Northrop Grumman photo

Delivering the first SEWIP Block III jammer to the Navy.

WASHINGTON: A naval war with China would be won or lost in large part by a furious exchange of anti-ship guided missiles. SEWIP Block III is intended to cause enemy missiles to go off course and splash harmlessly in the water.

So it’s significant that, after years of development, Northrop Grumman has officially delivered the first full-up working model of the Navy’s Surface Electronic Warfare Improvement Program (SEWIP) Block III for land-based testing.

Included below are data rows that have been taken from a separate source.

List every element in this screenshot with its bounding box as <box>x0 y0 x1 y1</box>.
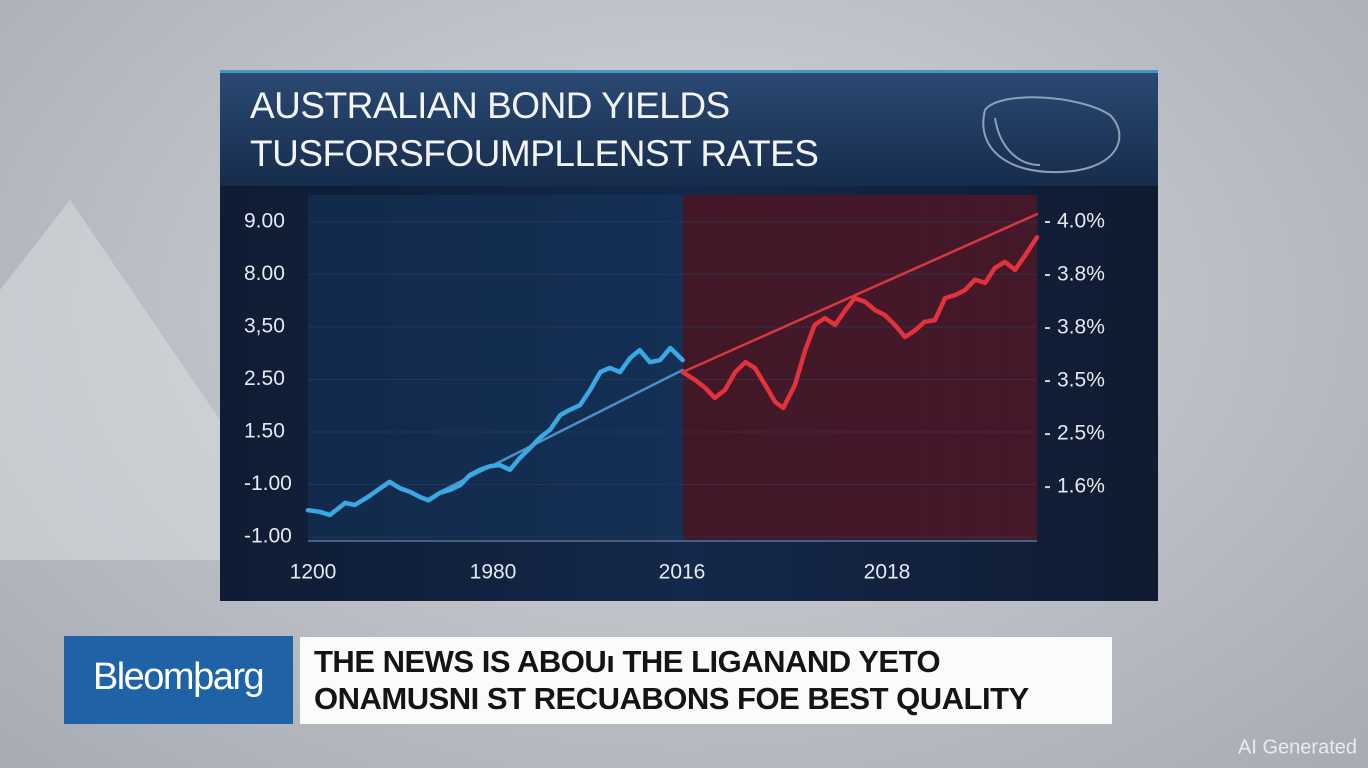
y2-tick-label: 2.5% <box>1057 422 1105 445</box>
logo-box <box>64 636 293 724</box>
header-edge <box>220 70 1158 73</box>
chart-subtitle: TUSFORSFOUMPLLENST RATES <box>250 133 818 174</box>
x-tick-label: 2016 <box>659 561 706 584</box>
headline-line: THE NEWS IS ABOUı THE LIGANAND YETO <box>314 644 940 679</box>
header-icon <box>982 96 1121 174</box>
y2-tick-label: 1.6% <box>1057 475 1105 498</box>
logo: Bleomþarg <box>93 656 263 698</box>
y-tick-label: 1.50 <box>244 420 285 443</box>
blue-region <box>308 195 683 540</box>
y2-tick-label: 4.0% <box>1057 210 1105 233</box>
x-tick-label: 1980 <box>470 561 517 584</box>
y-tick-label: 3,50 <box>244 315 285 338</box>
backdrop-shape <box>0 200 220 560</box>
data-line <box>680 234 1040 411</box>
y-tick-label: 2.50 <box>244 367 285 390</box>
data-line <box>305 345 685 518</box>
highlight-region <box>683 195 1037 540</box>
x-tick-label: 2018 <box>864 561 911 584</box>
trend-line <box>681 212 1039 374</box>
y-tick-label: -1.00 <box>244 472 292 495</box>
y2-tick-label: 3.8% <box>1057 316 1105 339</box>
headline-line: ONAMUSNI ST RECUABONS FOE BEST QUALITY <box>314 681 1030 716</box>
y2-tick-label: 3.5% <box>1057 369 1105 392</box>
y2-tick-label: 3.8% <box>1057 263 1105 286</box>
chart-header <box>220 70 1158 186</box>
y-tick-label: 9.00 <box>244 210 285 233</box>
headline-box <box>300 637 1112 724</box>
chart-title: AUSTRALIAN BOND YIELDS <box>250 85 730 126</box>
y-tick-label: 8.00 <box>244 262 285 285</box>
watermark: AI Generated <box>1238 736 1357 758</box>
y-tick-label: -1.00 <box>244 525 292 548</box>
x-tick-label: 1200 <box>290 561 337 584</box>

“This is good news and suggests SEWIP Block III is living up to expectations,” said Bryan Clark, a retired Navy commander and EW expert at the Hudson Institute. “Most importantly, it will be able to operate across a wider frequency range to counter new missile threats, and use digital processing that could enable new techniques for jamming or deception, including AI-enabled cognitive EW algorithms.”

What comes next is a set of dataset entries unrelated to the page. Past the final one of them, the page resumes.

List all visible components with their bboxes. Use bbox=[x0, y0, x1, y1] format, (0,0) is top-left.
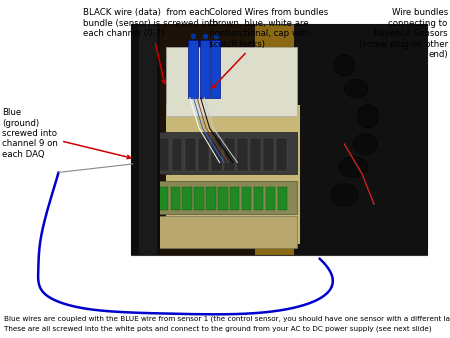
Bar bbox=[166, 47, 297, 116]
Text: Blue wires are coupled with the BLUE wire from sensor 1 (the control sensor, you: Blue wires are coupled with the BLUE wir… bbox=[4, 315, 450, 322]
Bar bbox=[230, 187, 239, 210]
Text: Blue
(ground)
screwed into
channel 9 on
each DAQ: Blue (ground) screwed into channel 9 on … bbox=[2, 108, 130, 159]
Bar bbox=[159, 187, 168, 210]
Ellipse shape bbox=[358, 105, 378, 128]
Bar bbox=[198, 138, 209, 171]
Bar bbox=[294, 24, 428, 255]
Bar bbox=[276, 138, 287, 171]
Ellipse shape bbox=[331, 184, 358, 207]
Bar bbox=[250, 138, 261, 171]
Bar bbox=[237, 138, 248, 171]
Ellipse shape bbox=[334, 55, 355, 76]
Bar bbox=[185, 138, 196, 171]
Bar bbox=[157, 181, 297, 214]
Bar bbox=[206, 187, 216, 210]
Text: Colored Wires from bundles
(brown, blue, white are
nonfunctional, cap with
scotc: Colored Wires from bundles (brown, blue,… bbox=[209, 8, 328, 88]
Bar bbox=[140, 24, 157, 255]
Bar bbox=[218, 187, 228, 210]
Text: These are all screwed into the white pots and connect to the ground from your AC: These are all screwed into the white pot… bbox=[4, 325, 432, 332]
Bar bbox=[172, 138, 183, 171]
Bar bbox=[157, 216, 297, 248]
Bar bbox=[159, 138, 169, 171]
Ellipse shape bbox=[338, 157, 368, 178]
Bar bbox=[278, 187, 287, 210]
Ellipse shape bbox=[344, 79, 368, 98]
Bar bbox=[266, 187, 275, 210]
Bar bbox=[263, 138, 274, 171]
Bar bbox=[211, 138, 222, 171]
Bar bbox=[254, 187, 263, 210]
Ellipse shape bbox=[353, 134, 377, 154]
Text: BLACK wire (data)  from each
bundle (sensor) is screwed into
each channel (0-7): BLACK wire (data) from each bundle (sens… bbox=[83, 8, 218, 83]
Bar bbox=[130, 24, 427, 255]
Bar bbox=[189, 40, 198, 98]
Bar bbox=[242, 187, 252, 210]
Bar bbox=[194, 187, 204, 210]
Bar bbox=[166, 105, 300, 244]
Bar bbox=[211, 40, 220, 98]
Bar bbox=[130, 24, 160, 255]
Bar bbox=[157, 132, 297, 174]
Text: Wire bundles
connecting to
Keyence Sensors
(screw plug on other
end): Wire bundles connecting to Keyence Senso… bbox=[359, 8, 448, 75]
Bar bbox=[130, 24, 255, 255]
Bar bbox=[171, 187, 180, 210]
Bar bbox=[224, 138, 235, 171]
Bar bbox=[200, 40, 210, 98]
Bar bbox=[183, 187, 192, 210]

But progress is too slow, he said. “The down side, however, is the Navy is only very slowly rolling out upgrades to SEWIP,” Clark continued. “It is still putting SEWIP Block II on ships, which improves their receiving and detection capability, and Block III won’t start installation  for another couple years. And each year the Navy is only putting these new systems on a handful of ships due to budget constraints.”

There’s “a missed opportunity with SEWIP Block III,” Clark added, “that I hope the Navy will eventually exploit[:] its ability to be a multifunction system. The digital AESA array it uses could enable it to be a jammer, receiver, radar, or radio.” In other words, the same transmitter-receiver modules that send out a jamming signal could send out other kinds of signals as well, with the appropriate software.

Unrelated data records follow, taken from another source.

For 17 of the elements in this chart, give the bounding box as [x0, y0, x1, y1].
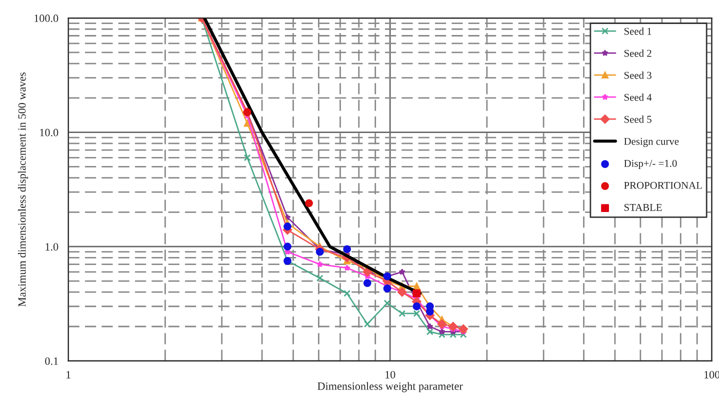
- y-tick-label: 0.1: [45, 357, 58, 365]
- y-tick-label: 100.0: [34, 14, 58, 22]
- legend-label: PROPORTIONAL: [624, 182, 702, 189]
- x-axis-title: Dimensionless weight parameter: [318, 382, 463, 392]
- legend-label: Seed 5: [624, 116, 652, 123]
- x-tick-label: 1: [66, 370, 70, 378]
- y-tick-label: 1.0: [46, 243, 58, 251]
- legend-label: Disp+/- =1.0: [624, 160, 677, 170]
- legend-label: Seed 1: [624, 27, 652, 35]
- legend-label: Seed 2: [624, 49, 652, 57]
- legend-label: Design curve: [624, 138, 679, 148]
- x-tick-label: 10: [385, 370, 396, 378]
- legend-label: Seed 3: [624, 72, 652, 79]
- y-axis-title: Maximum dimensionless displacement in 500 waves: [18, 72, 28, 307]
- y-tick-label: 10.0: [40, 128, 58, 136]
- legend-label: STABLE: [624, 204, 662, 211]
- legend-label: Seed 4: [624, 94, 652, 101]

How would this allow new ways of using SEWIP? “That would enable it to be part of a networked EW approach where offboard systems” – drones or unmanned ships, for instance – “do more of the active jamming, and SEWIP and the ship reduce its emissions and detectability,” Clark said, making the ships a harder target. “Fundamentally, the Navy needs to put more of its EW effort to new concepts that enable more offensive operations and focus less on platform self-defense.”